Sans les admirables restes de la
statuaire antique, la tradition de la forme humaine serait entièrement perdue.
C'est en consultant ces marbres et ces bronzes, ou les plâtres moulés sur eux,
et en les comparant au modèle nu, que les artistes parviennent à reconstituer
péniblement l'être idéal qu'on voit dans les sculptures, les bas-reliefs et les
tableaux. Quel rapport existe-t-il entre ces figures abstraites et les
spectateurs habillés qui les regardent? Les croirait-on de la même race? En
aucune manière.
Nous regretterons éternellement
le nu, qui est le principe même de l'art, puisque l'homme ne peut
concevoir de forme plus parfaite que la sienne, pétrie à l'image de Dieu. Le
nu, qui était naturel sous le divin climat de la Grèce, dans la jeunesse
de l'humanité, lorsque la poésie et les arts s'épanouissaient comme les fleurs
d'un printemps intellectuel, a fait Phidias, Lysippe, Cléomène, Agasias,
Agésandre, Apelle, Zeuxis, Polygnote, comme plus tard il a produit Michel-Ange
et les merveilleux artistes de la Renaissance (sous le nom de nu nous
comprenons la draperie, son complément obligé, comme l'harmonie est le
complément de la mélodie) ; mais déjà le nu n'était plus qu'une convention ;
l'habit était la visible forme de l'homme.
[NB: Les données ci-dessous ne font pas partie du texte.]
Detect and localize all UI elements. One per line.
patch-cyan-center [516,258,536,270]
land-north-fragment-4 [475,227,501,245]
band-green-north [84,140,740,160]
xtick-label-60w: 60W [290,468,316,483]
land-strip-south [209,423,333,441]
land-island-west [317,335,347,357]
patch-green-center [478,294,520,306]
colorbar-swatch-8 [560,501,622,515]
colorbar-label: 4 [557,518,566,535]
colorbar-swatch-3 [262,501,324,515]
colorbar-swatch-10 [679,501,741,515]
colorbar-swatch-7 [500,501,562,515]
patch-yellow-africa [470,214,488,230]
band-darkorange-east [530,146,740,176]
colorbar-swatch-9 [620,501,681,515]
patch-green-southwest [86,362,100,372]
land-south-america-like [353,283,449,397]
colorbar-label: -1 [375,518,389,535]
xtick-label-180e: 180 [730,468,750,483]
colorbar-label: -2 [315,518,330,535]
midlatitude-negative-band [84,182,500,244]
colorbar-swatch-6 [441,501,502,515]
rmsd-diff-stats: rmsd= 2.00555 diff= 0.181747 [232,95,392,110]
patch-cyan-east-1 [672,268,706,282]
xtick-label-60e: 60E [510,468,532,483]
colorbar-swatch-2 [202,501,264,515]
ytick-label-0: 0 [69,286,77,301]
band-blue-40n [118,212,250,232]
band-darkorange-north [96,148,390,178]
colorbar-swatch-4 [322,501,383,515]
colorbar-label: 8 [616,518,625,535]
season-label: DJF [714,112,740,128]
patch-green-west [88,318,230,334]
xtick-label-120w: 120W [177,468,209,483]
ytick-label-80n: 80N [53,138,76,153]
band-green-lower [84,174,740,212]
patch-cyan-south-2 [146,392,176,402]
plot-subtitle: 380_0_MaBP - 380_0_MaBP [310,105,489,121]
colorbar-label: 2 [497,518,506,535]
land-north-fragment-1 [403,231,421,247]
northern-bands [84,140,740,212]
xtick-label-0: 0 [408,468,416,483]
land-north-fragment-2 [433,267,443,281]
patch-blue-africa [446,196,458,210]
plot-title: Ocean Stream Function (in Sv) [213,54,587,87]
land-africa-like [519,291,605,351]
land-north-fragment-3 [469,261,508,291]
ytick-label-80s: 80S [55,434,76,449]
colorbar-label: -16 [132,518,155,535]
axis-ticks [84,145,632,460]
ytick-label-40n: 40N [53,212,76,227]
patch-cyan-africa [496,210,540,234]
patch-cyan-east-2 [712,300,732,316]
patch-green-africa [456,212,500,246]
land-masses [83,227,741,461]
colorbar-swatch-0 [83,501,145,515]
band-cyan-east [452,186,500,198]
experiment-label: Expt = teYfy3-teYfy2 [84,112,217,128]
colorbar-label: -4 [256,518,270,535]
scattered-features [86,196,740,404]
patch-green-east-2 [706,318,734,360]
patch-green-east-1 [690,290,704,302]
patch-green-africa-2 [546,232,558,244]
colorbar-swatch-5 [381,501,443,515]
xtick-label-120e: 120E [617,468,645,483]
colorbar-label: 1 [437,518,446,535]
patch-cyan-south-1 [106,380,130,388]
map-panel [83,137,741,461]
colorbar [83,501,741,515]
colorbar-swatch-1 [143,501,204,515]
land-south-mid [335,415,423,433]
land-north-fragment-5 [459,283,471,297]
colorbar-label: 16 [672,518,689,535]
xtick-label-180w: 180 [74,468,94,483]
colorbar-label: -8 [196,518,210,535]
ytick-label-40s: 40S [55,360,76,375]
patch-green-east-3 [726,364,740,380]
Statuaires et peintres se plaignent
de cet état de choses qu'ils pourraient, non pas changer, mais modifier à leur
avantage. Le costume moderne les empêche, disent-ils, de faire des
chefs-d'oeuvre ; à les entendre, c'est la faute des habits noirs, des paletots
et des crinolines, s'ils ne sont pas des Titien, des van Dyck, des Velasquez.
Cependant ces grands hommes ont peint leurs contemporains dans des costumes qui
laissaient aussi peu paraître le nu que les nôtres, et qui, parfois élégants,
étaient souvent disgracieux ou bizarres. Notre costume est-il d'ailleurs si
laid qu'on le prétend? N'a-t-il pas sa signification, peu comprise
malheureusement des artistes, tout imbus d'idées antiques? Par sa coupe simple
et sa teinte neutre, il donne beaucoup de valeur à la tête, siège de l'intelligence,
et aux mains, outils de la pensée ou signe de la race ; il maintient le corps à
son plan et indique les sacrifices nécessaires à l'effet. Supposez Rembrandt
face à face avec un homme de nos jours, en habit noir ; il concentrera la
lumière prise d'un peu haut sur le front, éclairera une joue, baignera l'autre
d'une ombre chaude, fera pétiller quelque poils de la moustache et de la barbe,
frottera l'habit d'un noir riche et sourd, plaquera sur le linge une large
touche de blanc paillé, piquera deux ou trois points brillants sur la chaîne de
montre, enlevera le tout d'un fond grisâtre, glacé de bitume. Cela fait, vous
trouverez le frac du Parisien aussi beau, aussi caractéristique que le
justaucorps ou le pourpoint d'un bourgmestre hollandais. Si vous préférez le
dessin à la couleur, voyez le portrait de M. Bertin par M. Ingres. Les plis de
la redingote et du pantalon ne sont-ils pas fermes, nobles et purs comme les
plis d'une chlamyde ou d'une toge? Le corps ne vit-il pas sous son vêtement
prosaïque comme celui d'une statue sous sa draperie?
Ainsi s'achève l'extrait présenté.